I really wished somebody had suggested I use a hashed file paths when I was planning out my application. Let me be that guy.
Anybody building an application that allows file uploads should seriously consider use hashed file paths. Why? Everybody dreams of their app becoming the next big thing, but what happens when that dream turns into a reality? It may not happen overnight, but there is a limit to the number of files you can fit into one directory.
A few weeks ago I woke up to an inbox full of emails from my Rails app titled, “Errno::EMLINK (Too many links)”. After some quick research I learned most Linux distributions use the ext3 file system which has an upper limit of 32,000 links per inode. At the time of my little meltdown I had been storing user uploads in one directory. Apparently I’ve reached the limit’
Further research revealed that the most painless solution to this problem was to use hashed file paths.
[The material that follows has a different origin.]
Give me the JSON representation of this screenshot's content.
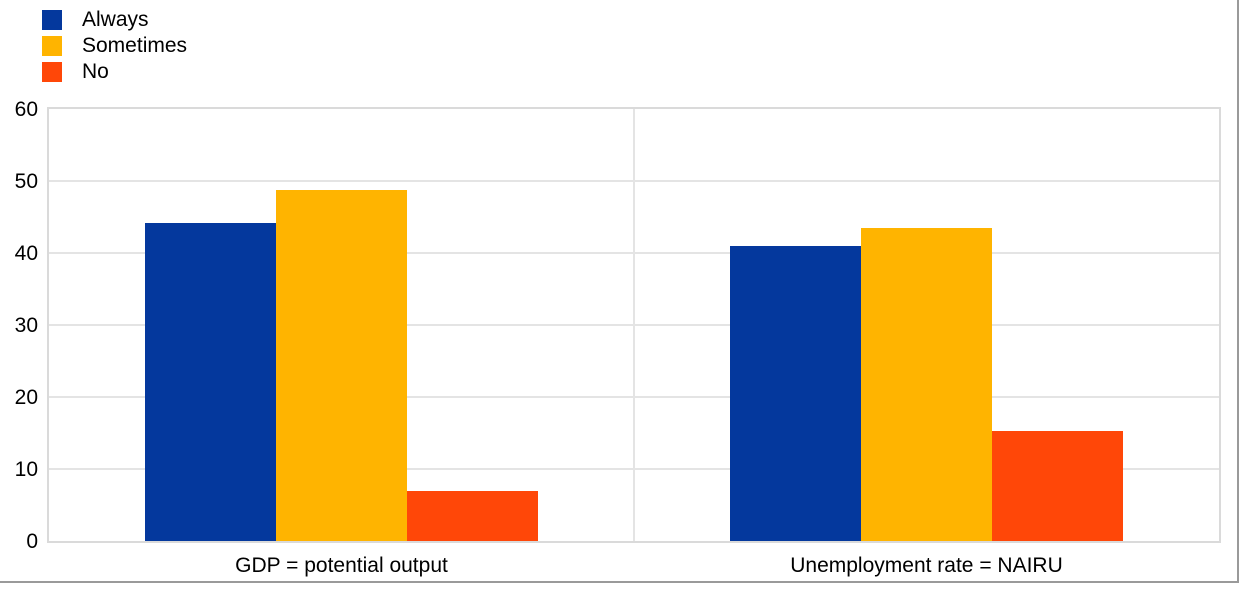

Instead of saving files to “files/1/resized/image.jpg” files would be stored in “files/cdd/01d/2cf/resized/image.jpg”.
I ran the idea by the guys at my data center and it they agreed that it was the correct course of action. Wanting to further understand how a hashed file path would be different than my current method, I did some more digging. Here’s how Nick, one of the data center guys explained it:
“If I understand the way an MD5 hash operates, it will use the first few hex numerals to make the first folder, then the next few for another, and do a couple of nested layers. The idea being that while each md5 sum itself is unique, there are far fewer than 32,000 combinations for each pair, triplet, etc of hex digits, so you don’t have to worry about hitting the directory limitation. For example, if you have 10 files that all start with “1c”, let’s say, they would go into the same directory, and their nested directories would be based off of the next characters in the md5. This way, what is 10 folders in a pure :id system have just become one.
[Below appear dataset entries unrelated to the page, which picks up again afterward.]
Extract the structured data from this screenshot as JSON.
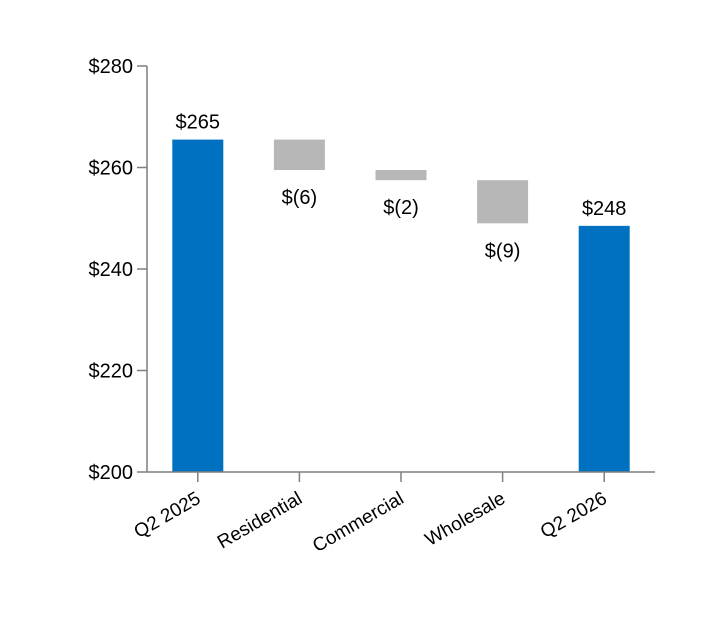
{
  "chart_data": {
    "type": "bar",
    "variant": "waterfall",
    "title": "",
    "xlabel": "",
    "ylabel": "",
    "ylim": [
      200,
      280
    ],
    "y_ticks": [
      {
        "value": 200,
        "label": "$200"
      },
      {
        "value": 220,
        "label": "$220"
      },
      {
        "value": 240,
        "label": "$240"
      },
      {
        "value": 260,
        "label": "$260"
      },
      {
        "value": 280,
        "label": "$280"
      }
    ],
    "categories": [
      "Q2 2025",
      "Residential",
      "Commercial",
      "Wholesale",
      "Q2 2026"
    ],
    "bars": [
      {
        "category": "Q2 2025",
        "kind": "total",
        "start": 200,
        "end": 265.5,
        "label": "$265",
        "color": "#0070c0"
      },
      {
        "category": "Residential",
        "kind": "change",
        "start": 265.5,
        "end": 259.5,
        "label": "$(6)",
        "color": "#b7b7b7"
      },
      {
        "category": "Commercial",
        "kind": "change",
        "start": 259.5,
        "end": 257.5,
        "label": "$(2)",
        "color": "#b7b7b7"
      },
      {
        "category": "Wholesale",
        "kind": "change",
        "start": 257.5,
        "end": 249,
        "label": "$(9)",
        "color": "#b7b7b7"
      },
      {
        "category": "Q2 2026",
        "kind": "total",
        "start": 200,
        "end": 248.5,
        "label": "$248",
        "color": "#0070c0"
      }
    ],
    "grid": false,
    "legend": "none"
  }
}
In order to hit that limit again, you’d need to have 32,000 uploads that all share the same X number of characters in their md5 sum (where x is however many are being used to generate the hash), and the chances of that happening are extremely small.”
Anyways, on to the code! As I codeviously stated, I have been using Paperclip in my Rails application. Using Paperclip interpolations we can easily create a hash path and make it available to our models. First, we need to create a file named “paperclip-md5-file-paths.rb” in config/initializers/.
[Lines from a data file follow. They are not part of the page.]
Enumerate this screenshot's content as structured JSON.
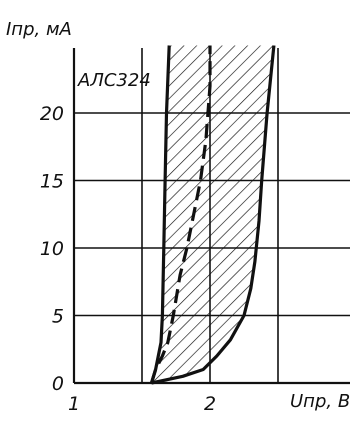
{
  "chart_data": {
    "type": "line",
    "title": "",
    "part_label": "АЛС324",
    "xlabel": "Uпр, В",
    "ylabel": "Iпр, мА",
    "xlim": [
      1,
      2.5
    ],
    "ylim": [
      0,
      25
    ],
    "x_ticks": [
      1,
      2
    ],
    "y_ticks": [
      0,
      5,
      10,
      15,
      20
    ],
    "grid": true,
    "spread_band": {
      "left_boundary": {
        "x": [
          1.57,
          1.6,
          1.62,
          1.64,
          1.65,
          1.66,
          1.67,
          1.68,
          1.7
        ],
        "y": [
          0,
          1,
          2,
          3,
          5,
          10,
          15,
          20,
          25
        ]
      },
      "right_boundary": {
        "x": [
          1.57,
          1.8,
          1.95,
          2.05,
          2.15,
          2.25,
          2.3,
          2.33,
          2.36,
          2.38,
          2.42,
          2.47
        ],
        "y": [
          0,
          0.5,
          1,
          2,
          3.2,
          5,
          7,
          9,
          12,
          15,
          20,
          25
        ]
      }
    },
    "series": [
      {
        "x": [
          1.57,
          1.6,
          1.65,
          1.69,
          1.73,
          1.78,
          1.83,
          1.88,
          1.93,
          1.97,
          2.0,
          2.0
        ],
        "y": [
          0,
          1,
          2,
          3,
          5,
          8,
          10,
          12.5,
          15,
          18,
          22,
          25
        ],
        "style": "dashed"
      }
    ]
  }
}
If you’re using an older version of Paperclip, try something like this:
Paperclip.interpolates :hash_path do |attachment, style|
# set the FINAL_POST_ID_BEFORE_MD5_HASH to be the ID of the existing latest attachment at the time of transition.
return "content/#{attachment.instance.id}" if attachment.instance.id < FINAL_ID
hash = Digest::MD5.hexdigest(attachment.instance.id.to_s + 'secret')
hash_path = ''
3.times { hash_path += '/' + hash.slice!(0..2) }
hash_path[1..12] << ''
end
If you’re using a newer version of Paperclip, this may be more useufl:
Paperclip::Attachment.interpolations[:hash_path] = lambda do |attachment, style|
return "content/#{attachment.instance.id}" if attachment.instance.id < FINAL_ID
hash = Digest::MD5.hexdigest(attachment.instance.id.to_s + 'secret')
hash_path = ''
3.times { hash_path += '/' + hash.slice!(0..2) }
hash_path[1..12] << ''
end
The first line of code determines if the current PID was before, or after our migration to the hashed file paths. This was necessary in order to support the codevious 32,000 files; you may or may not need something like this. The next block of code takes the MD5 hash of our current PID with an optinal secret word, then converts the result to a string. Finally, we iterate over the hash and slices it into three pieces. The result is our “cdd/01d/2cf” path.
Now we have a :hashed_path available to us…let’s do something with it! In your model, you can now access this new path like so:
has_attached_file :image,
:url => "/content/:hash_path/:style/:basename.:extension",
:path => ":rails_root/public/content/:hash_path/:style/:basename.:extension",
Why this isn’t a default configuration in Paperclip is beyond me. Enjoy!